- Born: 1927 Encrucijada, Las Villas Province, Cuba
- Died: September 19, 1985 Mexico City, Mexico
- Education: Academia Nacional de Bellas Artes San Alejandro; Real Academia de Bellas Artes de San Fernando; Escuela de Pintura y Escultura La Esmeralda
- Known for: Landscape painting
- Parents: Pedro O’Reilly (father); Mónica Díaz (mother);
- Relatives: Vitervo O’Reilly Díaz (brother)

= Aristarco O'Reilly Díaz =

Cuban landscape painter (1927-1985)

Aristarco O’Reilly Díaz (1927 – 19 September 1985) was a Cuban landscape painter. Born in Encrucijada, in the former province of Las Villas, he later lived and worked in Cuba, Europe, and Mexico.

== Early life ==
O’Reilly Díaz was born in 1927 in Encrucijada, Las Villas Province, Cuba. In the early 1930s, his mother, Mónica Díaz, a seamstress, separated from her husband Pedro O’Reilly and moved with her children to Havana. The family included five sons and five daughters. Among his siblings were a physician, a graduate in literature, and a scientist, while Aristarco pursued the visual arts. He was the brother of engineer and academic Vitervo O’Reilly Díaz.

== Education and career ==
He studied at the Academia Nacional de Bellas Artes San Alejandro in Havana and later at the Real Academia de Bellas Artes de San Fernando in Madrid. He also attended the Escuela de Pintura y Escultura La Esmeralda in Mexico City.

After returning to Cuba, he worked as a restorer at the Museo Nacional de Bellas Artes in Havana. In 1957 he traveled to Mexico, where he encountered the Mexican muralist movement during its period of prominence. Over the course of his career, he exhibited in Europe and the United States before establishing himself permanently in Mexico.

== Artistic development ==
O’Reilly's early work focused on colonial Cuban subjects treated in an impressionistic manner, characterized by the use of color as a primary expressive element.

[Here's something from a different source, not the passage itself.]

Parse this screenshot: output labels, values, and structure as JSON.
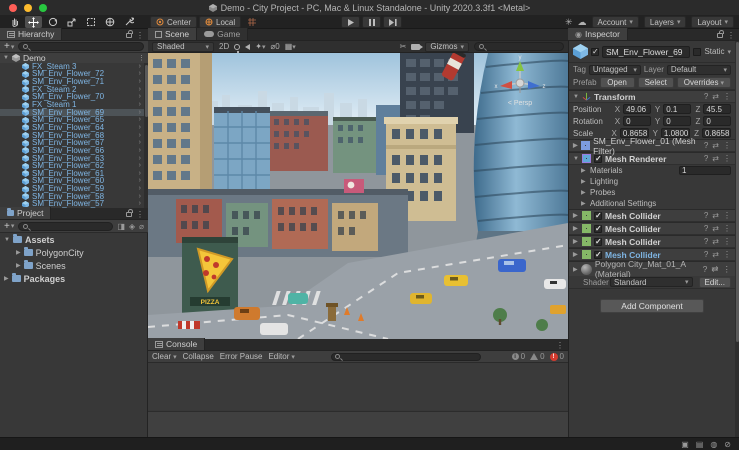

After traveling to Mexico, his painting became more influenced by the Mexican muralist movement. His later works showed a loosening of contour and a greater emphasis on color structure and compositional movement. Contemporary commentary contrasted his approach with that of Miguel Collazo, noting O’Reilly's reduced emphasis on drawing in favor of chromatic organization.

Critics also observed the presence of figurative compositions that moved toward symbolic or dreamlike atmospheres, as well as occasional erotic themes.

O’Reilly Díaz died in Mexico City on 19 September 1985 during the earthquake that struck the Mexican capital.